British actor (1922-1979). Full name: Terrence Thackeray Tedd. Born in the southern resort village of Humping-on-Thames, his father was an elderberry farmer, and his mother took in laundry, often without the permission of people who needed their clothes washed. This was not a family that had a lot of money, and living in poverty in Humping-on-Thames was not a good way for a kid to get ahead in the world. So Terry ran away to London as soon as he got the chance. 

Once in London, Tedd learned that he had no real skills, so he turned to begging in the street and robbing from drunks. But that ended when he tried to rob the tipsy Sir Edmund Rotsaruck, noted thespian and employer of bodyguards. Rather than have his guards pummel Tedd and leave him in the gutter, Rotsaruck offered him a job in the legitimate theatre. Initially, this just meant work behind the scenes -- set building, lighting, mending costumes. In time, he ended up acting -- low-level stuff, walk-on parts, member of the chorus, etc. And before long, he was acting in full speaking roles. Sometimes supporting actor, sometimes lead, but he was acting. 

Not that this meant a lot to him at the time. This was not the Royal Academy -- Rotsaruck's theatre was very low-brow and it barely paid anything at all. And Tedd wasn't really a great actor either -- competent, yes, but Olivier had nothing to be afraid of. Still, what was cool about Rotsaruck is that he understood that his theatre didn't offer a lot of opportunities for his actors -- and that he helped them get into the much more lucrative world of motion pictures. 

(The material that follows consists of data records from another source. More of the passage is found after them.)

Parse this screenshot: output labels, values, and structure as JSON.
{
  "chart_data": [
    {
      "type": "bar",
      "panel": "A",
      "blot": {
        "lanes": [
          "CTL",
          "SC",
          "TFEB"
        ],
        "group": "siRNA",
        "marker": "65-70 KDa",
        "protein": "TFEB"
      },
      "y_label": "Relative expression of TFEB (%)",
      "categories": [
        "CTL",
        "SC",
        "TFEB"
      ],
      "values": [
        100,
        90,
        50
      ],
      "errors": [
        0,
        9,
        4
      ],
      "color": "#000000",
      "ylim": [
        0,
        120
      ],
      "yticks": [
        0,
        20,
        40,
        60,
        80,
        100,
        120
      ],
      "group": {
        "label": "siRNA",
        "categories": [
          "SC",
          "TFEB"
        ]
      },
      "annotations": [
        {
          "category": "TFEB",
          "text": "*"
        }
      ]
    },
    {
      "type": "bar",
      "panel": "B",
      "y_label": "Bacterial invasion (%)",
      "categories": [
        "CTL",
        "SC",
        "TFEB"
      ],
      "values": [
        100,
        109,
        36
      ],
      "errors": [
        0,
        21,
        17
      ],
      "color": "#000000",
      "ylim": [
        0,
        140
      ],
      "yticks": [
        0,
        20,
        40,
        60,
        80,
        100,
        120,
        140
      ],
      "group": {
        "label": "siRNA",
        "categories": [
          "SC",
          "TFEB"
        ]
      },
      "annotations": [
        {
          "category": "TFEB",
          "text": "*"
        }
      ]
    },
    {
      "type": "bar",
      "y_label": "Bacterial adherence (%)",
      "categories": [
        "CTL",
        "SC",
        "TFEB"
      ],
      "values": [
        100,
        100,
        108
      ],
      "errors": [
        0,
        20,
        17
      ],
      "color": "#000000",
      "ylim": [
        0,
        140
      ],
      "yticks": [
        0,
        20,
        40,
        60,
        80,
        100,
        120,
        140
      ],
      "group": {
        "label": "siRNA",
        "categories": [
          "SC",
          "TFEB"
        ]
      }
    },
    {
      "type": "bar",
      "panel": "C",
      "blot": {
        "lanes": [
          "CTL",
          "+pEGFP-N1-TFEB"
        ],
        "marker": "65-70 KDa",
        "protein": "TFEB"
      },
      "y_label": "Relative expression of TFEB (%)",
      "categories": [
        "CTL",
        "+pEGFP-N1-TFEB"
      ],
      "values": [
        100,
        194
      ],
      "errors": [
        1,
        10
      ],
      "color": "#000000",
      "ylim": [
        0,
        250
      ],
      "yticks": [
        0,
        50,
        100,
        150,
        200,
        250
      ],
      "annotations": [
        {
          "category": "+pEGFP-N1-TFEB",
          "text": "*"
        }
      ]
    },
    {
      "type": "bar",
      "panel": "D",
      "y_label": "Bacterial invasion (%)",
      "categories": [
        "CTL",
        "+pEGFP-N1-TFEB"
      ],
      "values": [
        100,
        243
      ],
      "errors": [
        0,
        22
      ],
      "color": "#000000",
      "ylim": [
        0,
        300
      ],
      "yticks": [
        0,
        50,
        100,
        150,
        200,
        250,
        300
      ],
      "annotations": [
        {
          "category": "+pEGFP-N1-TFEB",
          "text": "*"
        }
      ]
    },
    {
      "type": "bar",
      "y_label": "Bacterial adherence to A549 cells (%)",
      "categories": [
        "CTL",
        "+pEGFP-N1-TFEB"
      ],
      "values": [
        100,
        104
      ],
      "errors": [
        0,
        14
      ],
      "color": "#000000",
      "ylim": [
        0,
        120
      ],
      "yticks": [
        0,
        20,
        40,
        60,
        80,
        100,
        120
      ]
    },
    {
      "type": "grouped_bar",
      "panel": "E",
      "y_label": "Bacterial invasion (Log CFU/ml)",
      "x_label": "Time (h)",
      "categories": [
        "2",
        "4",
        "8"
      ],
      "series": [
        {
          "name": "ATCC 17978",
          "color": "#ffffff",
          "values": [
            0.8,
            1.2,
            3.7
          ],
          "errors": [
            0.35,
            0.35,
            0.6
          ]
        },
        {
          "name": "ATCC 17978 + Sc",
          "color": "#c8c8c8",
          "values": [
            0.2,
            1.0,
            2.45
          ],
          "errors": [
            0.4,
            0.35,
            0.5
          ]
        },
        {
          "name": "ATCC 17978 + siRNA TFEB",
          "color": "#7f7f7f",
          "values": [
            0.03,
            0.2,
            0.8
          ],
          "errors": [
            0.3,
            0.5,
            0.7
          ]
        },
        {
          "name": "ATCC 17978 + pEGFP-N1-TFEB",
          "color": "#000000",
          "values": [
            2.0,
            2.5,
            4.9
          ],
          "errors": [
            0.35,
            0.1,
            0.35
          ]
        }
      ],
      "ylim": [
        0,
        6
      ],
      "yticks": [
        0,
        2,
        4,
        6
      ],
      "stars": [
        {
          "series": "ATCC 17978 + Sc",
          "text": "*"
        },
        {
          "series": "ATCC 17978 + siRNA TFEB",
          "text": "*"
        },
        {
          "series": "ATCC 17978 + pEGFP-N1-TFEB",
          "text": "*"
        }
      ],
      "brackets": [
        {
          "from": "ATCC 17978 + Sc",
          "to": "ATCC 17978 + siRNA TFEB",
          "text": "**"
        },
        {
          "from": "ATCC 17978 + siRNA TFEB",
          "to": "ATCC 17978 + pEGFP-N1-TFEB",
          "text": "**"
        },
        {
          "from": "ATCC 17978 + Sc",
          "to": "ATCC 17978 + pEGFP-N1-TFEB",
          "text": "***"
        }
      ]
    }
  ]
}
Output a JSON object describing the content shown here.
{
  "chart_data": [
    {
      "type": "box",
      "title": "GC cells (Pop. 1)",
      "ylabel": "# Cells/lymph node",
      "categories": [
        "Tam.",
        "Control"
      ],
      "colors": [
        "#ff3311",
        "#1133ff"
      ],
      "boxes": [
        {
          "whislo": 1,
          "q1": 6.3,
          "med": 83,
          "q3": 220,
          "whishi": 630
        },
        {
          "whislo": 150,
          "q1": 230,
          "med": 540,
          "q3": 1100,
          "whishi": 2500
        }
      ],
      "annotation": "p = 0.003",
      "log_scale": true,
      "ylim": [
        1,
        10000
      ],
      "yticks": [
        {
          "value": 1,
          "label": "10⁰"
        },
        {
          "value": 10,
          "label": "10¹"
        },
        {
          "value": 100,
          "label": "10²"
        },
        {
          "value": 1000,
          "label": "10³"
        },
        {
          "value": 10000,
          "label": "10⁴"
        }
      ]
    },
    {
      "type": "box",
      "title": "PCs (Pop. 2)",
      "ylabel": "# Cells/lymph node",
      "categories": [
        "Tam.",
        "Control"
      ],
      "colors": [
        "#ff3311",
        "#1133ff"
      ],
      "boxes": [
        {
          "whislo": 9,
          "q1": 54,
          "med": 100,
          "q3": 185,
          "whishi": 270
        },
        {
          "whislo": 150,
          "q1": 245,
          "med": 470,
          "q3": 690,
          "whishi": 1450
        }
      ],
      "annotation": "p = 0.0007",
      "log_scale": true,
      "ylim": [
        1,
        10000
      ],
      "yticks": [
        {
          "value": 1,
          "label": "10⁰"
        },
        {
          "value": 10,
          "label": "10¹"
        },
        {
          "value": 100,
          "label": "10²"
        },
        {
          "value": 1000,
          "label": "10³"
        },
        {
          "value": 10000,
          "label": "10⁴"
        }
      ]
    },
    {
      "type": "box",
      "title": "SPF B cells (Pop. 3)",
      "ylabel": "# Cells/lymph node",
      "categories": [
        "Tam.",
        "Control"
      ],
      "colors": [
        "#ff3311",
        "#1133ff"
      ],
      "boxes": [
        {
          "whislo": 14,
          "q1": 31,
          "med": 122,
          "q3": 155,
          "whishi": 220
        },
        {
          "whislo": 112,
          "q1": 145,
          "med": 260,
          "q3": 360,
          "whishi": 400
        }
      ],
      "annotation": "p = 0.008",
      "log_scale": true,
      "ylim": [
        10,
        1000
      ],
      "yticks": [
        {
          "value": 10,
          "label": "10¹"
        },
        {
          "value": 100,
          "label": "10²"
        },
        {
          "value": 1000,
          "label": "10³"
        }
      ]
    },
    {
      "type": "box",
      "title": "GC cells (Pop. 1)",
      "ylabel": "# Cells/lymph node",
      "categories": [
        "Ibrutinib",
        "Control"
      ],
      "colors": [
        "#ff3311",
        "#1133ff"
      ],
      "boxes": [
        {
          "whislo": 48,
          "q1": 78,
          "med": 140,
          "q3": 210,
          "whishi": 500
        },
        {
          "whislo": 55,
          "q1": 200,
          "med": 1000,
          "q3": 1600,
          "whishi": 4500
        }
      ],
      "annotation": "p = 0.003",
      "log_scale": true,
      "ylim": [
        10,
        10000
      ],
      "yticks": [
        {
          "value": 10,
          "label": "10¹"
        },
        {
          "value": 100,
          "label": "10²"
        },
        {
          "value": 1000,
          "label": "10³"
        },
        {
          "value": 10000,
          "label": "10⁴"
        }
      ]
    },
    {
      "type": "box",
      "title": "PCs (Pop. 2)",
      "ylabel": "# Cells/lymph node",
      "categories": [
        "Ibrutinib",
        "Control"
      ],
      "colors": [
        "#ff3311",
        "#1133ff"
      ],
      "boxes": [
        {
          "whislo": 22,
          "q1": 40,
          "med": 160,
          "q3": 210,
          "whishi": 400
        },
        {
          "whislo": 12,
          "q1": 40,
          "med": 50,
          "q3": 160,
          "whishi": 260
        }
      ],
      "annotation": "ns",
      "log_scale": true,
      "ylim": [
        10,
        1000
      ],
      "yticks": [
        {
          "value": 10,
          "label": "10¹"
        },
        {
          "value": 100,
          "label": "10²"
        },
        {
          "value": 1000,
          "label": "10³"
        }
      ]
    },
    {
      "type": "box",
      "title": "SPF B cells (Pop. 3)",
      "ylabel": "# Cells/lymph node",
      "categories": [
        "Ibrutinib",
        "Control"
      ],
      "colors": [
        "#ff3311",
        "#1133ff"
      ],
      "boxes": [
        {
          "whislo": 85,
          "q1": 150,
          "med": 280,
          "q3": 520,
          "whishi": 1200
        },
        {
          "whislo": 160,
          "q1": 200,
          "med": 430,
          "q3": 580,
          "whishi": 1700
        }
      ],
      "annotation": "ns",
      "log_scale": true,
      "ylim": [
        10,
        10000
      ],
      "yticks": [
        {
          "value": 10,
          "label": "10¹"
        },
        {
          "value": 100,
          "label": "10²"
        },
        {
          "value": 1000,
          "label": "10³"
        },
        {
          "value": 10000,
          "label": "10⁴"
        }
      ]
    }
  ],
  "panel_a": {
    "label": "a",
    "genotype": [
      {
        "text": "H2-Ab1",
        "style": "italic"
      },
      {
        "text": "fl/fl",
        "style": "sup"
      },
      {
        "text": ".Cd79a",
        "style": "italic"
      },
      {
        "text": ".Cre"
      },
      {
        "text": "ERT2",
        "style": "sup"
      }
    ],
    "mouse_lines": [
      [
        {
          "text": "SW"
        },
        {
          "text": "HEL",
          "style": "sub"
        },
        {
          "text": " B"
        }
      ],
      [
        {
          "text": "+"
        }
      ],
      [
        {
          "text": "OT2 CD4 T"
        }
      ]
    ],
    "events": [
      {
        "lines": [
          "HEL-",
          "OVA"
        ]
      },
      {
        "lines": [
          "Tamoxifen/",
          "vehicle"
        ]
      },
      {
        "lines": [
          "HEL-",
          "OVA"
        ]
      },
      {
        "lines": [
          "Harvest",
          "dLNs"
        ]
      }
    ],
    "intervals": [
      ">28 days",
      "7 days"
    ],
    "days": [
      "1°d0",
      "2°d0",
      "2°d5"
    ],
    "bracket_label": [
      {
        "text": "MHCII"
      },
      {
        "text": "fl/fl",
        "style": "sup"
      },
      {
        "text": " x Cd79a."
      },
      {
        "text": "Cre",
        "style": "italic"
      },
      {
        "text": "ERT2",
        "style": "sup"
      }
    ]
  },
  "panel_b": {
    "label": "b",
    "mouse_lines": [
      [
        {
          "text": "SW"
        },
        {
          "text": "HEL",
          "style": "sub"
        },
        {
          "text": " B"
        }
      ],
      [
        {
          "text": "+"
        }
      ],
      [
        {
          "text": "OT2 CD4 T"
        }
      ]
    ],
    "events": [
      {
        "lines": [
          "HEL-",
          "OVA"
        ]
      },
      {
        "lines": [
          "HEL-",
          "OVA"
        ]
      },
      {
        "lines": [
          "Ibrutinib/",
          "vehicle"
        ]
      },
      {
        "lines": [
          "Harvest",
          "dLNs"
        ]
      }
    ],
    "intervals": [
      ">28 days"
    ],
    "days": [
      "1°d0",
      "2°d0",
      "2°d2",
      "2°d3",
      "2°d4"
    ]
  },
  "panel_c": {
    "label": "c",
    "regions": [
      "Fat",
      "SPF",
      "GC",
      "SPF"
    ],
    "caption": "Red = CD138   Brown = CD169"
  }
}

Now London was not Hollywood, but there was a perfectly fine British film industry running by the '40s. Tedd scored bit parts and walk-ons in "The Courtship of the Fair Lady Hoenk," "What Say We Have a Go," "Marmalade on My Trousers," and "Guess Who's Coming to Dinner? Bloody Hell, It's an Irishman!" But better times were on the way -- soon, Tedd had supporting and starring roles in the best of British cinema. He played Robin Throblin in "The Deuce You Say!," Vicar Gus in "Lord Bottomley's Juicy Castle," Cyrus Dooghane in "Don't Throttle the Hog, Guvnor!," Hagfish Wensleydale in "'Ere Now, Wot's All This Then!," Eduardo Smythe in "The Queen Visits Thump-on-Hackney," Baron Vincente Mustachio in "Fine Cheeses of Wexley, Part III," and Jimmy L. Dracula in "Lick the Neck of Dracula!"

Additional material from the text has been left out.